In this respect the profession of the judge and that of the physician
are akin he gives aid to the compatriot who asks him for help and thus
prevents damage to the community. The judge, like a physician, must be able to
eliminate the seat of a disease or perform operations like a surgeon.
This conception of the duties of the administration of justice has
already been accepted by the German jurists to a great extent. Its practical
conclusions, however, have not been fully applied yet in the field of the
administration of justice.
To aid the judge in fulfilling his high duty
in the life of our people, I have decided to publish the "Judges' Letters."

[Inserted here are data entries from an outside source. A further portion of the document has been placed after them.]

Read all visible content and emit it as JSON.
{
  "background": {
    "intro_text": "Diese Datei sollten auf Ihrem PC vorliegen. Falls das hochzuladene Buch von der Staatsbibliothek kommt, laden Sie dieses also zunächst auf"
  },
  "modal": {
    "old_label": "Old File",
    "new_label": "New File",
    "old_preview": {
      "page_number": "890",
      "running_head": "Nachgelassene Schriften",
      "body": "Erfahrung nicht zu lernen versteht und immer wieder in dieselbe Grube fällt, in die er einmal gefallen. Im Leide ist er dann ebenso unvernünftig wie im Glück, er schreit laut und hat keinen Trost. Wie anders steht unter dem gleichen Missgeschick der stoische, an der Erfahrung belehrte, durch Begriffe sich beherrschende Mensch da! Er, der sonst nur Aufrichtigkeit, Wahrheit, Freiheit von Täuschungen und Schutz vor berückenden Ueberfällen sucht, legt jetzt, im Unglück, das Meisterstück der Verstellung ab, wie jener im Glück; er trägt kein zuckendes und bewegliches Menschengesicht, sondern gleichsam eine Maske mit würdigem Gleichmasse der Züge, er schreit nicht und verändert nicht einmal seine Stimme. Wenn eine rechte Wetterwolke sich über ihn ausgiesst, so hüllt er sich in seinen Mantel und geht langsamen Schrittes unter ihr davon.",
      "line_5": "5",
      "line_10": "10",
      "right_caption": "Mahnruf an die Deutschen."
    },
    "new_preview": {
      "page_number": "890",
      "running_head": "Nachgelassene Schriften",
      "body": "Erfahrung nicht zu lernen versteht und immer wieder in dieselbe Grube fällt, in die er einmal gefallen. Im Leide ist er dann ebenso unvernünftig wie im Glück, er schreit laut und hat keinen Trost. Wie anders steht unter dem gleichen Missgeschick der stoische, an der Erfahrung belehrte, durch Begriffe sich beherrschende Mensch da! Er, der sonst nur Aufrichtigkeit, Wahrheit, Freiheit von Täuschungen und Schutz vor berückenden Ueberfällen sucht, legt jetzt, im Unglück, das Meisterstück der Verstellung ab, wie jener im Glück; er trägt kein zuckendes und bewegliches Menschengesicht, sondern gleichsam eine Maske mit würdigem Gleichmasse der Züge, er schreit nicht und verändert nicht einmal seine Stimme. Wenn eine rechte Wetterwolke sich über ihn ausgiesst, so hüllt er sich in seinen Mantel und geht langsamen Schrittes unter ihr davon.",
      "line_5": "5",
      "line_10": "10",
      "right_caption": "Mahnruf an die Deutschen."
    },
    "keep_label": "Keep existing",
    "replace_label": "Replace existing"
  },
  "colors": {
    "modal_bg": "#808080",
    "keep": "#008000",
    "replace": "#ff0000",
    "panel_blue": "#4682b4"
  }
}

They shall be distributed to all German judges and public prosecutors. These
judges' letters will contain decisions, which I consider to be especially
worthwhile mentioning on account of result or argumentation. With these
decisions I intend to show how a better decision could or should have been
found; on the other hand good, and for the national community important,
decisions shall be cited as examples.
The judges' letters are not meant
to create a new casuistry, which would lead to a further ossification of the
administration of justice and to a guardianship over the judges. They are
rather aimed at telling how judicial authorities think National Socialist
justice should be applied and thereby give the judge the inner security and
freedom to come to the right decision.
The contents of these letters
are confidential; the chief of an office shall keep them personally, and let
every judge and public prosecutor take notice of them against receipt.